Утверждают, что есть такие ненормальные, которые боятся открытого пространства и пустоты: если им не за что ухватиться, они падают. Раполас мог бы относиться к их числу, только у него получилось наоборот: он нуждался в пустоте для того, чтобы руки всегда были свободны и не надо было за что-нибудь хвататься. Даже свою палку, без которой ему, видимо, было уже не обойтись, охотно совал Адомелису: играй, опирайся или скачи верхом.
Как бы там ни было, а бывший распорядитель, дворовый Гейше не был чужим ни в своем доме, ни в той же деревне. Для домочадцев он являлся своего рода хранителем домашнего очага или, если так можно выразиться, добрым духом, который опекает дом и оберегает от злых козней. Любой семейной заботе Раполас отдавал всю свою душу. Увлеченно строил вместе с остальными планы предстоящих работ: когда и что пора начинать, как сделать то-то и то-то и как управиться со всеми делами без проволочек. Он был кровно заинтересован в том, чтобы все было сделано в срок и добротно. Мудрости, хозяйственной и житейской сметки ему было не занимать, это был в прямом смысле слова наставник и философ. Каждого, кто принимался за какую-нибудь работу, он провожал наставлениями, а порой даже приказаниями или настоятельными требованиями. А затем ждал его возвращения и выяснял, все ли исполнено в точности, или почему на сей раз что-то недоделано.
Раполасу было небезразлично, плохо или хорошо будет сделана работа, и выспрашивал-выпытывал он не ради праздного любопытства, а оттого, что опасался худшего и надеялся только на лучшее.
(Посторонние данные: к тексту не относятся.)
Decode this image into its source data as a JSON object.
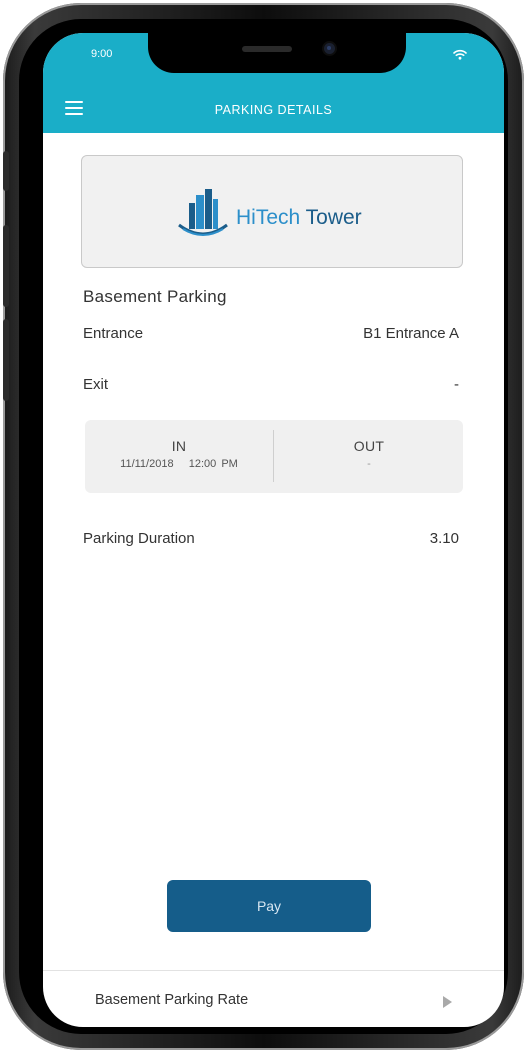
{
  "status_bar": {
    "time": "9:00"
  },
  "header": {
    "title": "PARKING DETAILS"
  },
  "logo": {
    "brand_hi": "HiTech",
    "brand_rest": " Tower"
  },
  "parking": {
    "area": "Basement Parking",
    "entrance_label": "Entrance",
    "entrance_value": "B1 Entrance A",
    "exit_label": "Exit",
    "exit_value": "-"
  },
  "in_out": {
    "in_label": "IN",
    "in_value": "11/11/2018   12:00 PM",
    "out_label": "OUT",
    "out_value": "-"
  },
  "duration": {
    "label": "Parking Duration",
    "value": "3.10"
  },
  "actions": {
    "pay_label": "Pay"
  },
  "footer": {
    "rate_label": "Basement Parking Rate"
  },
  "colors": {
    "header": "#1aaec8",
    "pay_button": "#155d8a",
    "brand": "#1b5d8a"
  }
}
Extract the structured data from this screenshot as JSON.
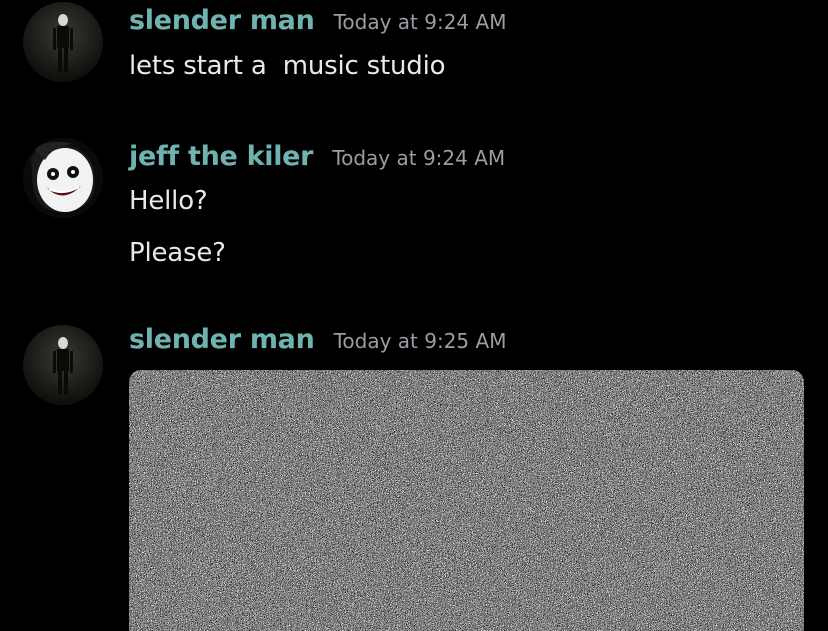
{
  "messages": [
    {
      "author": "slender man",
      "timestamp": "Today at 9:24 AM",
      "avatar_icon": "slender-man-avatar",
      "lines": [
        "lets start a  music studio"
      ]
    },
    {
      "author": "jeff the kiler",
      "timestamp": "Today at 9:24 AM",
      "avatar_icon": "jeff-the-killer-avatar",
      "lines": [
        "Hello?",
        "Please?"
      ]
    },
    {
      "author": "slender man",
      "timestamp": "Today at 9:25 AM",
      "avatar_icon": "slender-man-avatar",
      "attachment": "tv-static-image"
    }
  ],
  "colors": {
    "background": "#000000",
    "username": "#6fb3b0",
    "timestamp": "#9a9da3",
    "text": "#e8e9ea"
  }
}
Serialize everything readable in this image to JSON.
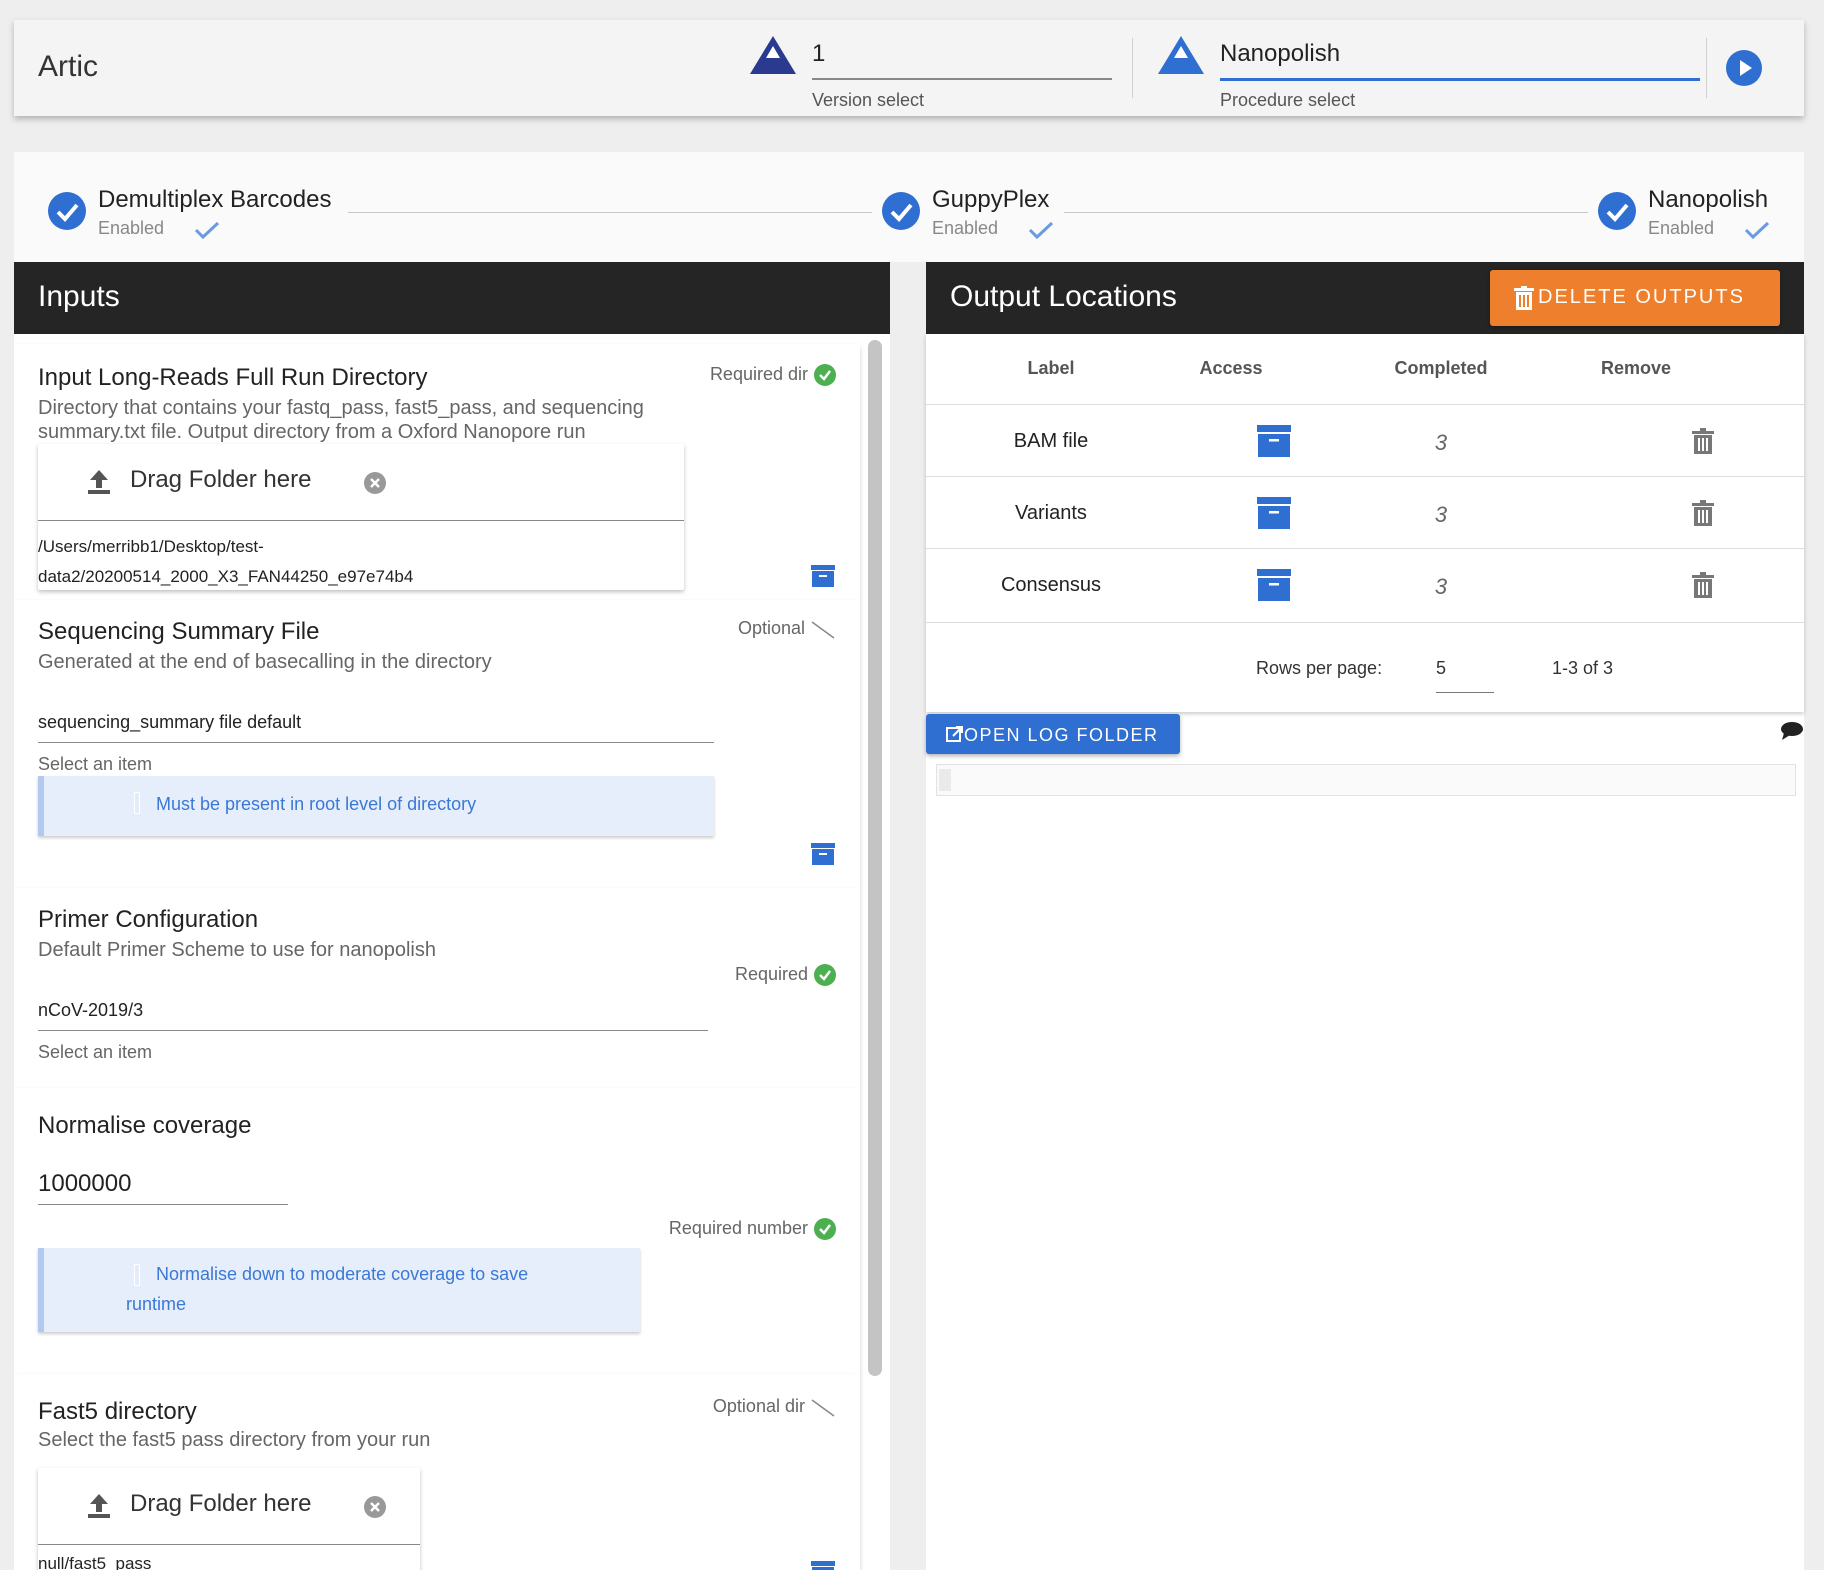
{
  "app": {
    "title": "Artic"
  },
  "version_select": {
    "value": "1",
    "label": "Version select"
  },
  "procedure_select": {
    "value": "Nanopolish",
    "label": "Procedure select"
  },
  "steps": [
    {
      "title": "Demultiplex Barcodes",
      "status": "Enabled"
    },
    {
      "title": "GuppyPlex",
      "status": "Enabled"
    },
    {
      "title": "Nanopolish",
      "status": "Enabled"
    }
  ],
  "inputs": {
    "header": "Inputs",
    "cards": {
      "long_reads": {
        "title": "Input Long-Reads Full Run Directory",
        "desc_line1": "Directory that contains your fastq_pass, fast5_pass, and sequencing",
        "desc_line2": "summary.txt file. Output directory from a Oxford Nanopore run",
        "requirement": "Required dir",
        "drop_label": "Drag Folder here",
        "path_line1": "/Users/merribb1/Desktop/test-",
        "path_line2": "data2/20200514_2000_X3_FAN44250_e97e74b4"
      },
      "seq_summary": {
        "title": "Sequencing Summary File",
        "desc": "Generated at the end of basecalling in the directory",
        "requirement": "Optional",
        "value": "sequencing_summary file default",
        "hint": "Select an item",
        "alert": "Must be present in root level of directory"
      },
      "primer": {
        "title": "Primer Configuration",
        "desc": "Default Primer Scheme to use for nanopolish",
        "requirement": "Required",
        "value": "nCoV-2019/3",
        "hint": "Select an item"
      },
      "normalise": {
        "title": "Normalise coverage",
        "value": "1000000",
        "requirement": "Required number",
        "alert_line1": "Normalise down to moderate coverage to save",
        "alert_line2": "runtime"
      },
      "fast5": {
        "title": "Fast5 directory",
        "desc": "Select the fast5 pass directory from your run",
        "requirement": "Optional dir",
        "drop_label": "Drag Folder here",
        "path": "null/fast5_pass"
      }
    }
  },
  "outputs": {
    "header": "Output Locations",
    "delete_label": "DELETE OUTPUTS",
    "columns": [
      "Label",
      "Access",
      "Completed",
      "Remove"
    ],
    "rows": [
      {
        "label": "BAM file",
        "completed": "3"
      },
      {
        "label": "Variants",
        "completed": "3"
      },
      {
        "label": "Consensus",
        "completed": "3"
      }
    ],
    "rows_per_page_label": "Rows per page:",
    "rows_per_page": "5",
    "range": "1-3 of 3",
    "open_log_label": "OPEN LOG FOLDER"
  },
  "colors": {
    "accent_blue": "#2f6fd1",
    "delete_orange": "#ee7f2c",
    "header_dark": "#252525",
    "ok_green": "#4caf50"
  },
  "icons": [
    "artic-logo-icon",
    "play-icon",
    "check-circle-icon",
    "checkmark-icon",
    "upload-icon",
    "clear-icon",
    "archive-icon",
    "trash-icon",
    "external-link-icon",
    "chat-icon"
  ]
}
Скажем, в загоне полным-полно сена. Обычно крестьяне свозят его домой для просушки сырым: оставишь в поле — лошадьми кто-нибудь потравит, ну, а не потравит, все равно охапку-другую скормит. А по какому такому праву, коль это мое?! И так этого добра не густо. Сенцо отменное, луговое, у самой нивы кошенное и уж подсохнуть успело. Еще раз проветри и можешь смело складывать: не заплесневеет, не перегорит. Скотинка тебе за такой корм только спасибо скажет и жиру побольше нагуляет. Но что это? Туча! О господи, ведь вымочит! Сгнить-то сено не сгниет, а все же не то: скотине оно не таким покажется, как невымоченное, не прихваченное морозцем. И все сломя голову мчатся к загону с сеном, хватая на ходу что попало: кто грабли, кто вилы. А кто вообще без ничего, прямо голыми руками хватает ошметки сена и сметывает в копны: все не так сильно отсыреет, даже если и не успеют спрятать его в сарай. Первым бросается Раполас. Он волнуется, злится, выходит из себя, размахивает руками, торопит остальных, чтобы не стояли без дела. Тут же мечется как угорелая и его благоверная — как говорится, подол выше головы. А рядом по-куриному квохчет беременная жена Довидаса, обвешанная сеном, будто паклей. Раполас же, путаясь у всех под ногами, хоть бы клочок подхватил, хоть бы разок граблями его подгреб. Знай разоряется: «Живее, живее! Не видите разве, капает уже, вот-вот дождь начнется, не успеете… Ну вот, полило…» Последние слова он произносит, неожиданно успокоившись, с полнейшим равнодушием — и уходит.